New Zealand’s wellness support team relies on a community approach through the concept of “whānau,” a Māori term loosely translated as “family,” but which includes one’s extended support network. In times of trauma and hardship, such as the 2011 earthquake or the 2019 mosque shootings, many New Zealanders turned to their communities and whānau to sustain their resilience and get support.

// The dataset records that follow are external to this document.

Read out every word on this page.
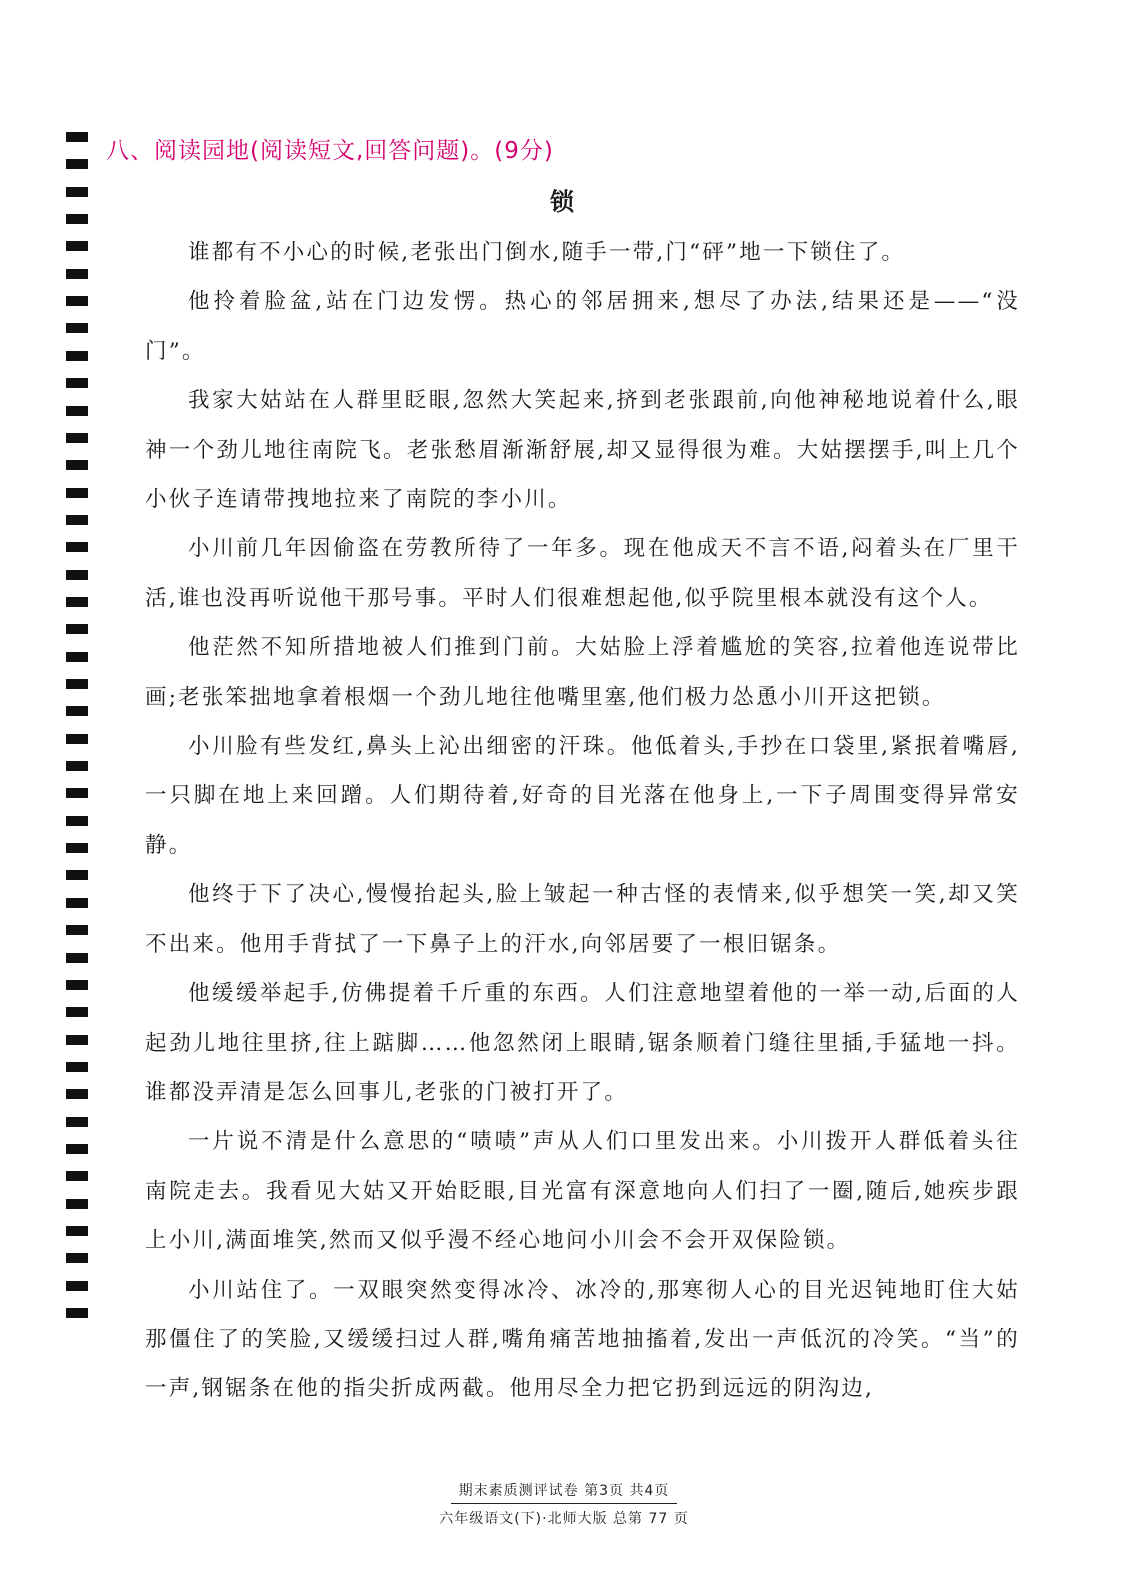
八、阅读园地(阅读短文,回答问题)。(9分)
锁

谁都有不小心的时候,老张出门倒水,随手一带,门“砰”地一下锁住了。

他拎着脸盆,站在门边发愣。热心的邻居拥来,想尽了办法,结果还是——“没门”。

我家大姑站在人群里眨眼,忽然大笑起来,挤到老张跟前,向他神秘地说着什么,眼神一个劲儿地往南院飞。老张愁眉渐渐舒展,却又显得很为难。大姑摆摆手,叫上几个小伙子连请带拽地拉来了南院的李小川。

小川前几年因偷盗在劳教所待了一年多。现在他成天不言不语,闷着头在厂里干活,谁也没再听说他干那号事。平时人们很难想起他,似乎院里根本就没有这个人。

他茫然不知所措地被人们推到门前。大姑脸上浮着尴尬的笑容,拉着他连说带比画;老张笨拙地拿着根烟一个劲儿地往他嘴里塞,他们极力怂恿小川开这把锁。

小川脸有些发红,鼻头上沁出细密的汗珠。他低着头,手抄在口袋里,紧抿着嘴唇,一只脚在地上来回蹭。人们期待着,好奇的目光落在他身上,一下子周围变得异常安静。

他终于下了决心,慢慢抬起头,脸上皱起一种古怪的表情来,似乎想笑一笑,却又笑不出来。他用手背拭了一下鼻子上的汗水,向邻居要了一根旧锯条。

他缓缓举起手,仿佛提着千斤重的东西。人们注意地望着他的一举一动,后面的人起劲儿地往里挤,往上踮脚……他忽然闭上眼睛,锯条顺着门缝往里插,手猛地一抖。谁都没弄清是怎么回事儿,老张的门被打开了。

一片说不清是什么意思的“啧啧”声从人们口里发出来。小川拨开人群低着头往南院走去。我看见大姑又开始眨眼,目光富有深意地向人们扫了一圈,随后,她疾步跟上小川,满面堆笑,然而又似乎漫不经心地问小川会不会开双保险锁。

小川站住了。一双眼突然变得冰冷、冰冷的,那寒彻人心的目光迟钝地盯住大姑那僵住了的笑脸,又缓缓扫过人群,嘴角痛苦地抽搐着,发出一声低沉的冷笑。“当”的一声,钢锯条在他的指尖折成两截。他用尽全力把它扔到远远的阴沟边,

期末素质测评试卷 第3页 共4页
六年级语文(下)·北师大版 总第 77 页
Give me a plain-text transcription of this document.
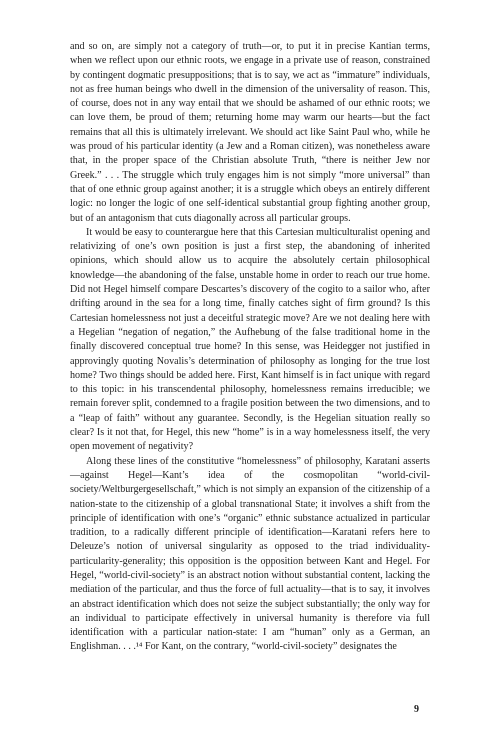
and so on, are simply not a category of truth—or, to put it in precise Kantian terms, when we reflect upon our ethnic roots, we engage in a private use of reason, constrained by contingent dogmatic presuppositions; that is to say, we act as “immature” individuals, not as free human beings who dwell in the dimension of the universality of reason. This, of course, does not in any way entail that we should be ashamed of our ethnic roots; we can love them, be proud of them; returning home may warm our hearts—but the fact remains that all this is ultimately irrelevant. We should act like Saint Paul who, while he was proud of his particular identity (a Jew and a Roman citizen), was nonetheless aware that, in the proper space of the Christian absolute Truth, “there is neither Jew nor Greek.” . . . The struggle which truly engages him is not simply “more universal” than that of one ethnic group against another; it is a struggle which obeys an entirely different logic: no longer the logic of one self-identical substantial group fighting another group, but of an antagonism that cuts diagonally across all particular groups.

It would be easy to counterargue here that this Cartesian multiculturalist opening and relativizing of one’s own position is just a first step, the abandoning of inherited opinions, which should allow us to acquire the absolutely certain philosophical knowledge—the abandoning of the false, unstable home in order to reach our true home. Did not Hegel himself compare Descartes’s discovery of the cogito to a sailor who, after drifting around in the sea for a long time, finally catches sight of firm ground? Is this Cartesian homelessness not just a deceitful strategic move? Are we not dealing here with a Hegelian “negation of negation,” the Aufhebung of the false traditional home in the finally discovered conceptual true home? In this sense, was Heidegger not justified in approvingly quoting Novalis’s determination of philosophy as longing for the true lost home? Two things should be added here. First, Kant himself is in fact unique with regard to this topic: in his transcendental philosophy, homelessness remains irreducible; we remain forever split, condemned to a fragile position between the two dimensions, and to a “leap of faith” without any guarantee. Secondly, is the Hegelian situation really so clear? Is it not that, for Hegel, this new “home” is in a way homelessness itself, the very open movement of negativity?

Along these lines of the constitutive “homelessness” of philosophy, Karatani asserts—against Hegel—Kant’s idea of the cosmopolitan “world-civil-society/Weltburgergesellschaft,” which is not simply an expansion of the citizenship of a nation-state to the citizenship of a global transnational State; it involves a shift from the principle of identification with one’s “organic” ethnic substance actualized in particular tradition, to a radically different principle of identification—Karatani refers here to Deleuze’s notion of universal singularity as opposed to the triad individuality-particularity-generality; this opposition is the opposition between Kant and Hegel. For Hegel, “world-civil-society” is an abstract notion without substantial content, lacking the mediation of the particular, and thus the force of full actuality—that is to say, it involves an abstract identification which does not seize the subject substantially; the only way for an individual to participate effectively in universal humanity is therefore via full identification with a particular nation-state: I am “human” only as a German, an Englishman. . . .¹⁴ For Kant, on the contrary, “world-civil-society” designates the

9
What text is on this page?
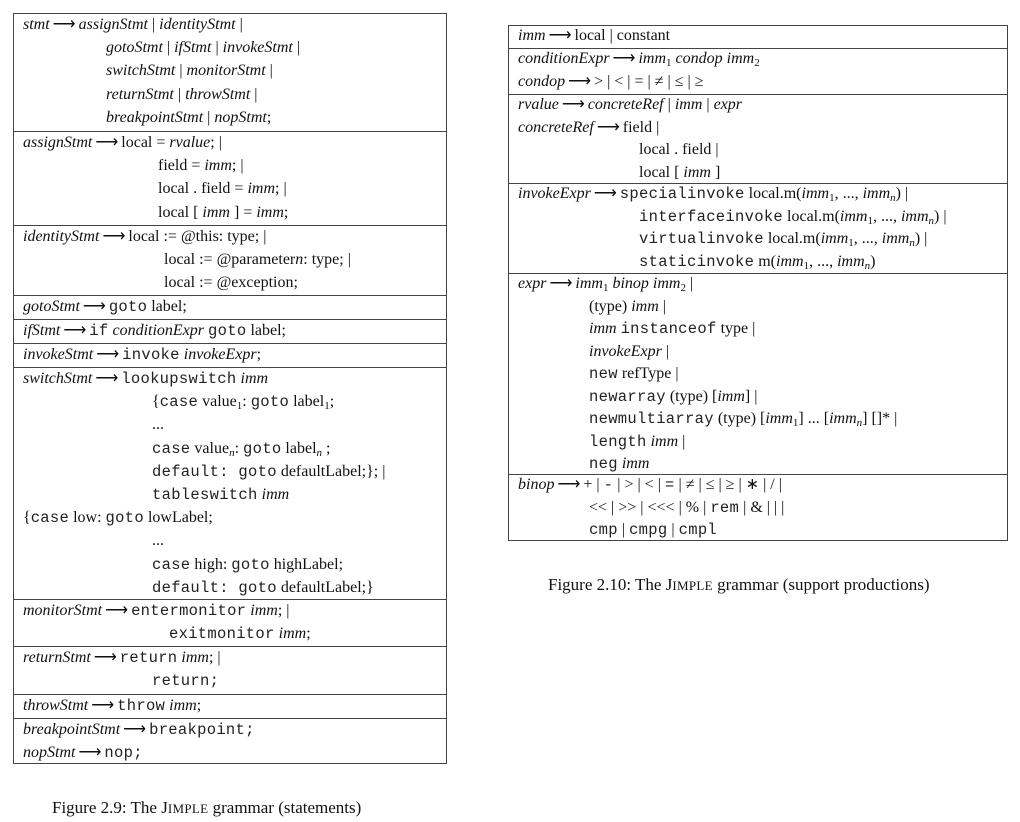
stmt ⟶ assignStmt | identityStmt |
gotoStmt | ifStmt | invokeStmt |
switchStmt | monitorStmt |
returnStmt | throwStmt |
breakpointStmt | nopStmt;
assignStmt ⟶ local = rvalue; |
field = imm; |
local . field = imm; |
local [ imm ] = imm;
identityStmt ⟶ local := @this: type; |
local := @parametern: type; |
local := @exception;
gotoStmt ⟶ goto label;
ifStmt ⟶ if conditionExpr goto label;
invokeStmt ⟶ invoke invokeExpr;
switchStmt ⟶ lookupswitch imm
{case value$_1$: goto label$_1$;
...
case value$_n$: goto label$_n$ ;
default: goto defaultLabel;}; |
tableswitch imm
{case low: goto lowLabel;
...
case high: goto highLabel;
default: goto defaultLabel;}
monitorStmt ⟶ entermonitor imm; |
exitmonitor imm;
returnStmt ⟶ return imm; |
return;
throwStmt ⟶ throw imm;
breakpointStmt ⟶ breakpoint;
nopStmt ⟶ nop;
Figure 2.9: The JIMPLE grammar (statements)
imm ⟶ local | constant
conditionExpr ⟶ imm$_1$ condop imm$_2$
condop ⟶ > | < | = | ≠ | ≤ | ≥
rvalue ⟶ concreteRef | imm | expr
concreteRef ⟶ field |
local . field |
local [ imm ]
invokeExpr ⟶ specialinvoke local.m(imm$_1$, ..., imm$_n$) |
interfaceinvoke local.m(imm$_1$, ..., imm$_n$) |
virtualinvoke local.m(imm$_1$, ..., imm$_n$) |
staticinvoke m(imm$_1$, ..., imm$_n$)
expr ⟶ imm$_1$ binop imm$_2$ |
(type) imm |
imm instanceof type |
invokeExpr |
new refType |
newarray (type) [imm] |
newmultiarray (type) [imm$_1$] ... [imm$_n$] []* |
length imm |
neg imm
binop ⟶ + | - | > | < | = | ≠ | ≤ | ≥ | ∗ | / |
<< | >> | <<< | % | rem | & | | |
cmp | cmpg | cmpl
Figure 2.10: The JIMPLE grammar (support productions)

From literacy to legislation
Australia’s National Mental Health Commission has a mission much like our own, with a focus on promoting a better understanding of mental health and its outcomes, preventing suicide, influencing policy makers, and working with partner organizations to improve mental health and well-being for all. And like us, despite these efforts, the country is still contending with the effects of stigma. In a recent survey that explored public stigma, structural stigma, and self-stigma, the organization found that more than four million Australians experienced mental health-related stigma and discrimination in the past year. Just over one in four respondents said they would be unwilling to work closely with someone with depression, while 63 per cent said they wouldn’t be willing to spend an evening socializing with someone who is living with schizophrenia.

The Mental Health Commission of Canada’s own polling (in partnership with the Canadian Centre on Substance Use and Addiction) found similar evidence of pervasive stigma. More than half of the respondents said they believe stigma toward people with depression is still present, while two-thirds said they believe stigma toward people with an alcohol use disorder is still present.

Many are looking to legislative changes that will reinforce mental health literacy. Policies that help to prevent discrimination and promote equity, like those related to physical disabilities, are a growing area of focus in the mental health community, both at home and abroad.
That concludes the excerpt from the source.